Sie hätte dem Baum leicht ausweichen können. Einfach rechts oder links. Mit sieben verlor sie den Vater. Die Mutter, eine Weißplätterin, zog einige Jahre später nach Ostpreußen zu einem Witwer und dessen Kind. Brigitte Nozynski blieb bei den Brüdern in Berlin. Die Brüder gingen arbeiten, sie erledigte den Haushalt. „Du bist ein Mädchen, Bildung ist für dich nicht wichtig!“ Wer so aufwächst, dessen Seele verkümmert schnell.

„Ich hab doch nichts gelernt!“, sagte sie oft. „Dann mach doch die Augen auf!“, stöhnte ihre Tochter. „Ich bin eben naiv“, erwiderte die Mutter. – „Mutti, naiv ist man bis 25, danach grenzt das an Dämlichkeit!“ Nur an wenigen Tagen im Jahr gab es keine solchen Diskurse – wundersamerweise an jenen, die in den meisten Familien besonders berüchtigt sind: den Weihnachtstagen. „Es lag wohl an den vielen Kerzen“, sagt die Tochter.
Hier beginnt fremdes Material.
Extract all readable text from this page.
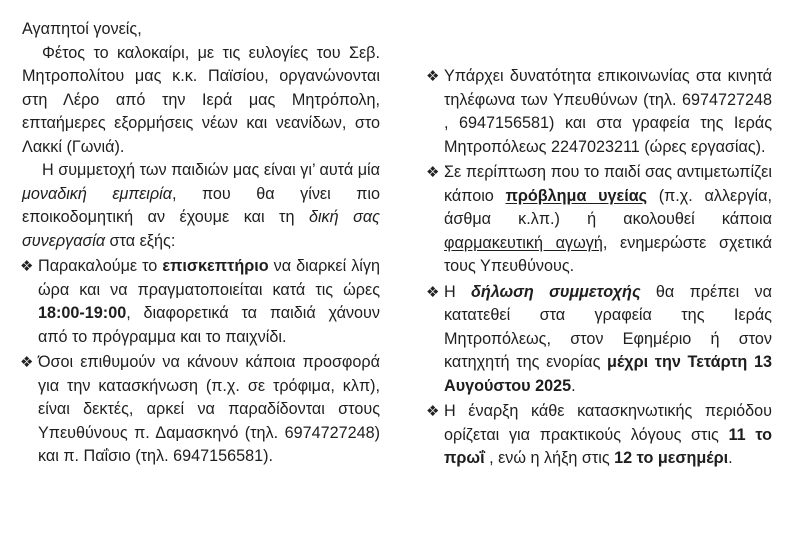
Αγαπητοί γονείς,

Φέτος το καλοκαίρι, με τις ευλογίες του Σεβ. Μητροπολίτου μας κ.κ. Παϊσίου, οργανώνονται στη Λέρο από την Ιερά μας Μητρόπολη, επταήμερες εξορμήσεις νέων και νεανίδων, στο Λακκί (Γωνιά).

Η συμμετοχή των παιδιών μας είναι γι’ αυτά μία μοναδική εμπειρία, που θα γίνει πιο εποικοδομητική αν έχουμε και τη δική σας συνεργασία στα εξής:

❖ Παρακαλούμε το επισκεπτήριο να διαρκεί λίγη ώρα και να πραγματοποιείται κατά τις ώρες 18:00-19:00, διαφορετικά τα παιδιά χάνουν από το πρόγραμμα και το παιχνίδι.

❖ Όσοι επιθυμούν να κάνουν κάποια προσφορά για την κατασκήνωση (π.χ. σε τρόφιμα, κλπ), είναι δεκτές, αρκεί να παραδίδονται στους Υπευθύνους π. Δαμασκηνό (τηλ. 6974727248) και π. Παΐσιο (τηλ. 6947156581).

❖ Υπάρχει δυνατότητα επικοινωνίας στα κινητά τηλέφωνα των Υπευθύνων (τηλ. 6974727248 , 6947156581) και στα γραφεία της Ιεράς Μητροπόλεως 2247023211 (ώρες εργασίας).

❖ Σε περίπτωση που το παιδί σας αντιμετωπίζει κάποιο πρόβλημα υγείας (π.χ. αλλεργία, άσθμα κ.λπ.) ή ακολουθεί κάποια φαρμακευτική αγωγή, ενημερώστε σχετικά τους Υπευθύνους.

❖ Η δήλωση συμμετοχής θα πρέπει να κατατεθεί στα γραφεία της Ιεράς Μητροπόλεως, στον Εφημέριο ή στον κατηχητή της ενορίας μέχρι την Τετάρτη 13 Αυγούστου 2025.

❖ Η έναρξη κάθε κατασκηνωτικής περιόδου ορίζεται για πρακτικούς λόγους στις 11 το πρωΐ , ενώ η λήξη στις 12 το μεσημέρι.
Die Geschichte mit dem Baum: Brigitte Nozynski rodelte mit ihrer Tochter den Teufelsberg hinunter. In einiger Entfernung stand einsam ein Baum. Die Fahrt wurde schneller, der Baum immer größer. Sie hätten ihm leicht ausweichen können, entweder links oder rechts. Brigitte Nozynski konnte sich im entscheidenden Augenblick nicht entscheiden.

Woher kam das nur, diese gelegentliche Unentschiedenheit, dieses Schwanken zwischen den Möglichkeiten? Auf der einen Seite war Brigitte Nozynski vor Spontaneität und Wissbegierde kaum zu bremsen, auf der anderen haderte sie oft mit sich selbst und rang mit einem Schatten, den niemand außer ihr sah.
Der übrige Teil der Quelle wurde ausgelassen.